Dans le monde, plus de 220 cas de vMCJ ont été signalés, la plupart d’entre eux au Royaume-Uni Quatre cas ont été signalés aux États-Unis, l’infection aurait vraisemblablement lieu en dehors des États-Unis

La maladie est causée par des protéines infectieuses mal repliées appelées prions qui construisent progressivement et causent des dommages pendant des décennies avant que les symptômes apparaissent.

En moyenne, les personnes infectées par vMCJ meurent 2 ans après la levée des symptômes. Dans un premier temps, ceux-ci incluent des hallucinations et des troubles de l’humeur tels que la dépression et l’anxiété, qui peuvent être attribués à d’autres conditions. Plus tard, les symptômes peuvent évoluer vers une démence plus grave, des spasmes musculaires et une perte de coordination.

Le professeur Soto et ses collègues qu’il n’y a actuellement aucun test de diagnostic définitif de la vMCJ qui peut aider à distinguer d’autres troubles avec des symptômes similaires, et il n’y a point un écran validé pour détecter dans le sang donné prion.

test prion a fait ressortir « une sensibilité de 100 pour cent et une spécificité »

Pour la nouvelle étude, l’équipe a analysé des échantillons de sang de 14 patients atteints de vMCJ et 153 contrôles. Les contrôles ont inclus des patients atteints de MCJ sporadique et d’autres maladies du cerveau – comme la démence, la maladie de Parkinson, les lésions cérébrales, accidents vasculaires cérébraux et l’épilepsie – et 49 personnes en bonne santé.

Pour détecter les prion de la vMCJ, l’équipe a utilisé un nouvel outil appelé « un test d’amplification cyclique mauvais repliement des protéines » (PMCA). Développé dans le laboratoire du professeur Soto, l’outil imite la réplication du prion qui se produit dans la maladie du prion dans le cerveau.

Les résultats montrent que l’outil PMCA détecté prion « avec une sensibilité de 100 pour cent et une spécificité dans les échantillons de sang provenant de patients atteints de vMCJ. »

La sensibilité est la mesure dans laquelle un résultat négatif de règles sur la maladie, et la spécificité est la mesure dans laquelle il règne un résultat positif.

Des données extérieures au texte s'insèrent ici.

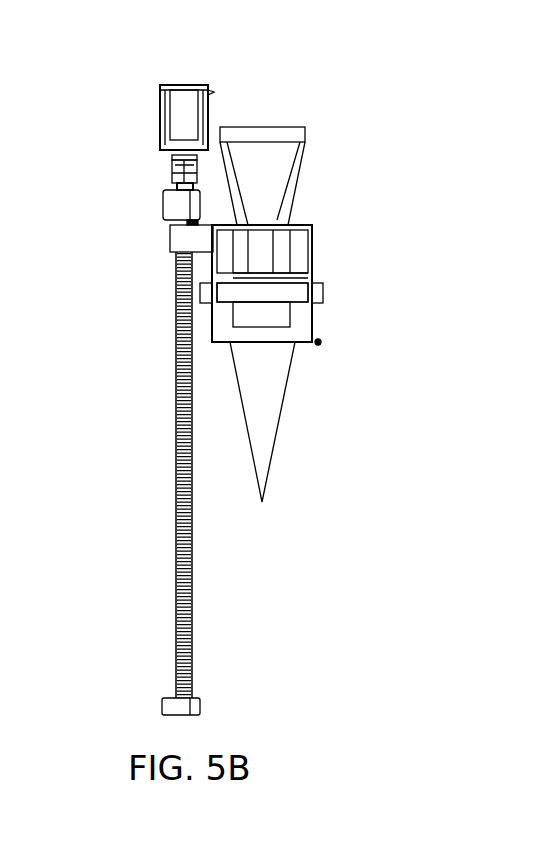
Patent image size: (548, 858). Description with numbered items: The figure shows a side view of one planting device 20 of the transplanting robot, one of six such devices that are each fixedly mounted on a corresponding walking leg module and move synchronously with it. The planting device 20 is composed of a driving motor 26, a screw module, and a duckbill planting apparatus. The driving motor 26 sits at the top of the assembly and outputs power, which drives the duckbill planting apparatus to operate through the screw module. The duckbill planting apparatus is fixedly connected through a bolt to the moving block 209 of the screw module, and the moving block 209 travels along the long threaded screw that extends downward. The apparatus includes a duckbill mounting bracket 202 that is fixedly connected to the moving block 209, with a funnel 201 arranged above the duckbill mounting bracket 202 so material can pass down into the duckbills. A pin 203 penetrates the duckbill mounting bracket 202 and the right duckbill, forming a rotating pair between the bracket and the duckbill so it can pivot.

The planting device 20 is at (204, 52).
The driving motor 26 is at (180, 120).
The funnel 201 is at (267, 172).
The duckbill mounting bracket 202 is at (410, 278).
The pin 203 is at (288, 295).
The moving block 209 is at (188, 240).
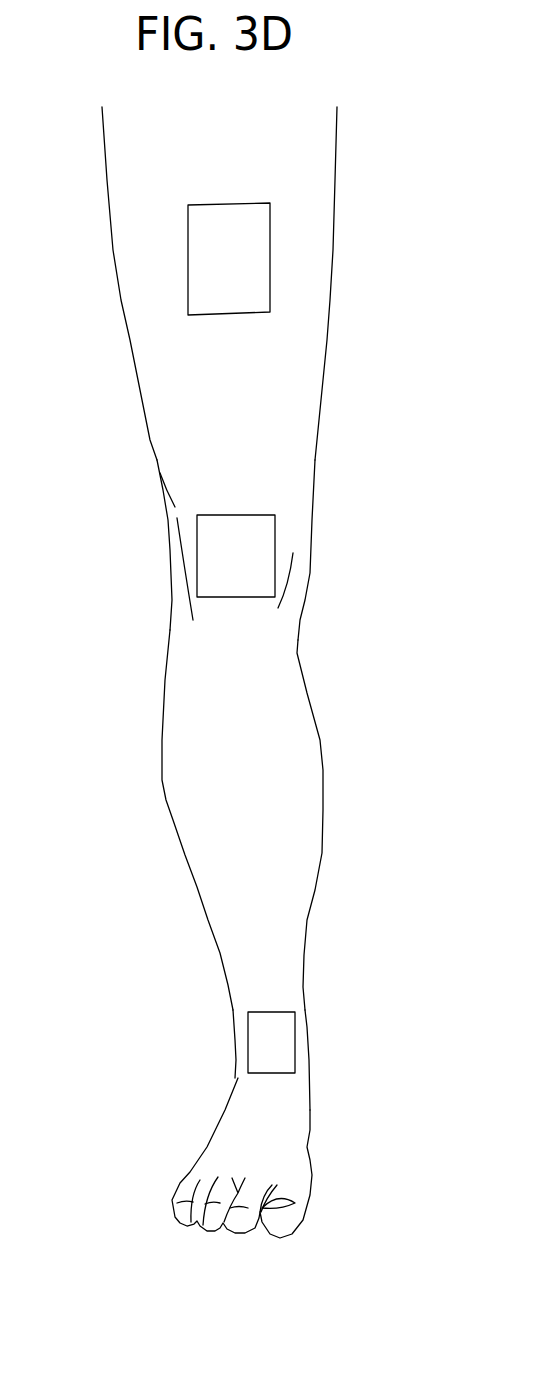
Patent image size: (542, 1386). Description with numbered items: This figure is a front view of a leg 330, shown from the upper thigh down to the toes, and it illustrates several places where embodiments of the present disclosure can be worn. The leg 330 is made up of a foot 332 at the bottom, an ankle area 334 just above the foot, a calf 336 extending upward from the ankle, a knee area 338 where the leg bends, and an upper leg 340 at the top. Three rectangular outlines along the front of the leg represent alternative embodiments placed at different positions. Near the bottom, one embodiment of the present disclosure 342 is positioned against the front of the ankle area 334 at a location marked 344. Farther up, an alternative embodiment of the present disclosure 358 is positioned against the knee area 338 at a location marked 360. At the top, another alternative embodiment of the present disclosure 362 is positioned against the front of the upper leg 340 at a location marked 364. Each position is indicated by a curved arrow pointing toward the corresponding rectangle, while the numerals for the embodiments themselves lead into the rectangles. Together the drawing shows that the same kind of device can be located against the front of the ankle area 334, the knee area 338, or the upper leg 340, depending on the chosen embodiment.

The leg 330 is at (345, 778).
The foot 332 is at (167, 1143).
The ankle area 334 is at (212, 1073).
The calf 336 is at (147, 797).
The knee area 338 is at (147, 552).
The upper leg 340 is at (90, 298).
The embodiment of the present disclosure 342 is at (277, 1035).
The position on front of ankle area 344 is at (273, 1005).
The embodiment of the present disclosure 358 is at (247, 553).
The position on knee area 360 is at (247, 508).
The embodiment of the present disclosure 362 is at (253, 258).
The position on front of upper leg 364 is at (262, 195).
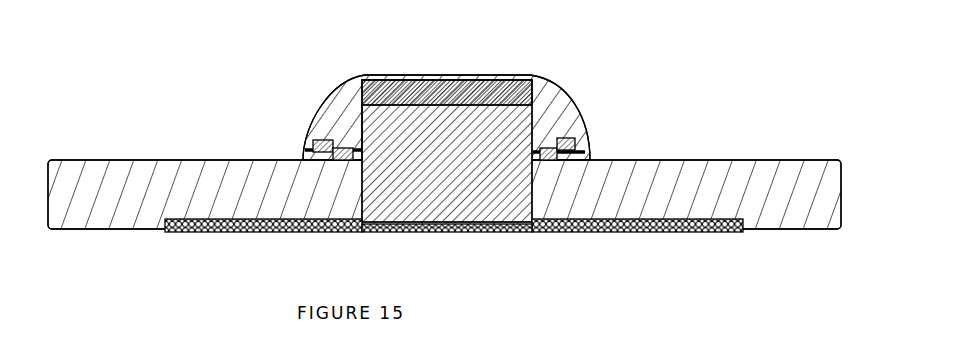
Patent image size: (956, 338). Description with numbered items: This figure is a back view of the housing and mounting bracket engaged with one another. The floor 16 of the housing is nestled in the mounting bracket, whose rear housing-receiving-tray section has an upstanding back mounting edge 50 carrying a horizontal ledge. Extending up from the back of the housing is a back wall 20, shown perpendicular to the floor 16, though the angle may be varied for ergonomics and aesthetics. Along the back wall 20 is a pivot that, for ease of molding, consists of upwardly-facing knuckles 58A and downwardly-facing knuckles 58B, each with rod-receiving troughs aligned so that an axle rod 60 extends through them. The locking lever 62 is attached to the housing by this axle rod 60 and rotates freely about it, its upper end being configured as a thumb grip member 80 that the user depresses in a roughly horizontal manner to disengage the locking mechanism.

The floor 16 is at (785, 231).
The back wall 20 is at (560, 108).
The upstanding back mounting edge 50 is at (634, 232).
The upwardly-facing knuckles 58A is at (307, 161).
The downwardly-facing knuckles 58B is at (313, 142).
The axle rod 60 is at (582, 148).
The locking lever 62 is at (380, 130).
The thumb grip member 80 is at (490, 80).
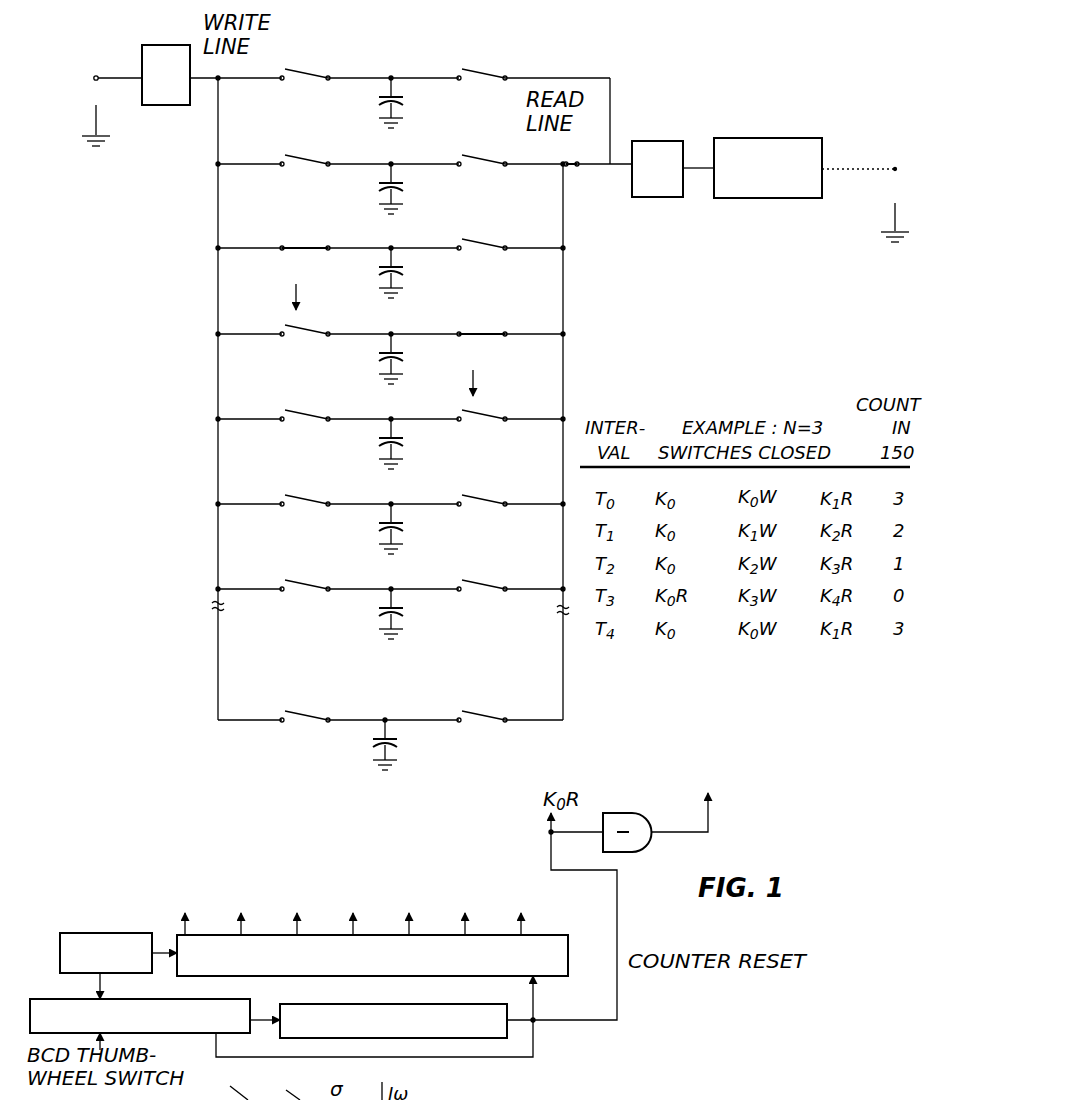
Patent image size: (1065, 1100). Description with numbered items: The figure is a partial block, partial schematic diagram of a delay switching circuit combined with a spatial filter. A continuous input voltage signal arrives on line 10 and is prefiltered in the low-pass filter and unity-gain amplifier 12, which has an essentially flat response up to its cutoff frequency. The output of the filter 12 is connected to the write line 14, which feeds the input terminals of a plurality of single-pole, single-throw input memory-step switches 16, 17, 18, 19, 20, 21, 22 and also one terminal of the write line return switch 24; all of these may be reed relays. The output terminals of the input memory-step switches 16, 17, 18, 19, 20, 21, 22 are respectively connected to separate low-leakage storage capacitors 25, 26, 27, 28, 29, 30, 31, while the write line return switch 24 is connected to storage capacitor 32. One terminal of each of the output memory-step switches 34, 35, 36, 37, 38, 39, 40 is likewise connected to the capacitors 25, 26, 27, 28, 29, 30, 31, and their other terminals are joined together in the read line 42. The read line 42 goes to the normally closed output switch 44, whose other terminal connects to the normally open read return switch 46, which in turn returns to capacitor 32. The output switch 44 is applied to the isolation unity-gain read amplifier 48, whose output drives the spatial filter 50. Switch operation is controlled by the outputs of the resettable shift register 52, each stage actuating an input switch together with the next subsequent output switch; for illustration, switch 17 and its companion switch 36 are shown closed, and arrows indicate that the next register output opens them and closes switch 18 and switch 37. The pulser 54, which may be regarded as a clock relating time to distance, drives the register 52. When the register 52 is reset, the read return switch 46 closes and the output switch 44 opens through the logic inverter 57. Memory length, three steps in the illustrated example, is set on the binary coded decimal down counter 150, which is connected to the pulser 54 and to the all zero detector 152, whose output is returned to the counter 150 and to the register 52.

Les chercheurs notent que d’autres études sont maintenant nécessaires pour valider la nouvelle technologie. Une fois qu’ils font, le nouveau test pourrait être utilisé pour le diagnostic non invasif de la vMCJ avant que les symptômes apparaissent et à l’écran des réserves de sang pour la contamination des prions.

« Un diagnostic précoce permettrait une thérapie potentielle à donner avant que des dommages importants du cerveau a eu lieu. Dans le cas de l’approvisionnement en sang, la disponibilité d’une procédure pour détecter efficacement de petites quantités de l’agent infectieux permettrait le retrait des unités de sang contaminées par des prions, donc que les nouveaux cas peuvent être réduits au minimum considérablement. » Prof. Claudio Soto

L’équipe étudie également une version de l’outil PMCA pour tester prion relatives à la forme sporadique de la MCJ.